New Delhi: According to Dr Rakesh Mishra, director of Centre for Cellular and Molecular Biology (CCMB) the so called ‘N440K’ mutant strain of the virus is not very virulent as that of the original prevailing virus. He adds, “The CCMB researchers analyzed thousands of samples collected from various parts of the country including the states of Telangana, Andhra Pradesh, Maharashtra and Karnataka, to identify if there are any mutations observed in the existing SARS Cov-2 virus prevailing in the country.”
Similarly, the samples of coronavirus strain collected from Kerala have found to have undergone two more mutations namely C120Y and P84T. These mutations were noted in the samples analyzed earlier this month.
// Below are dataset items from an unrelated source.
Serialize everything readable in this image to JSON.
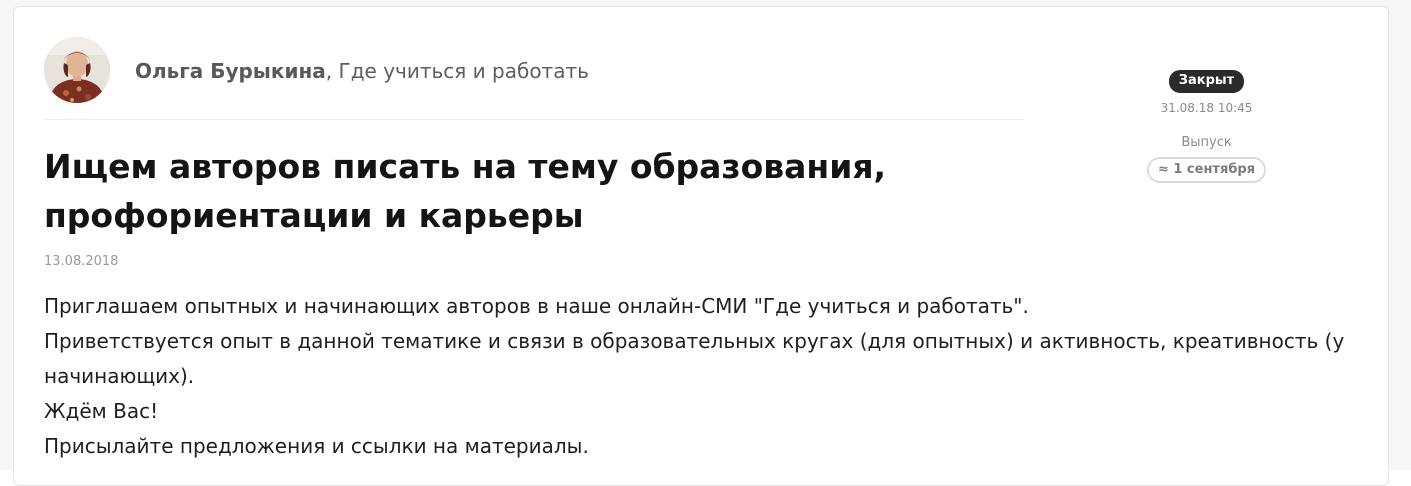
{
  "post": {
    "author": {
      "name": "Ольга Бурыкина",
      "separator": ",",
      "organization": " Где учиться и работать"
    },
    "title": "Ищем авторов писать на тему образования, профориентации и карьеры",
    "date": "13.08.2018",
    "body": [
      "Приглашаем опытных и начинающих авторов в наше онлайн-СМИ \"Где учиться и работать\".",
      "Приветствуется опыт в данной тематике и связи в образовательных кругах (для опытных) и активность, креативность (у начинающих).",
      "Ждём Вас!",
      "Присылайте предложения и ссылки на материалы."
    ]
  },
  "status": {
    "badge": "Закрыт",
    "closed_at": "31.08.18 10:45",
    "issue_label": "Выпуск",
    "issue_value": "≈ 1 сентября"
  },
  "colors": {
    "badge_bg": "#2b2b2b",
    "chip_border": "#dcdcdc",
    "text": "#1f1f1f"
  }
}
However, these two mutations found in Kerala are restricted to that state and the numbers of people affected with these strains is also very low.
The CCMB researchers embarked on the analysis of the samples of the prevailing SARS-Cov-2 virus in India after the news of the highly virulent coronavirus mutant strain prevailing in UK came into force last month causing concern among the scientific community and healthcare experts in India.
“The basic objectives of analyzing the SARS-Cov-2 virus samples are to check on the mutations of the virus and its abilities to be virulent. As we have all been worried with the highly virulent Covid-19 virus prevailing UK, we also wanted to ascertain if the prevailing virus in India may also have undergone any mutation and if so how is it going to impact on our society,” observed a senior scientist involved in the analysis of the virus samples.
It is learnt from the CCMB research that though some samples collected from various states have shown mutations, however it is noted that those mutant strains are restricted to only to one or two states and they are found to be not much virulent. The scientists are now preparing a comprehensive data base of all the strains of mutant viruses and identifying which virus strain is more virulent and which is not.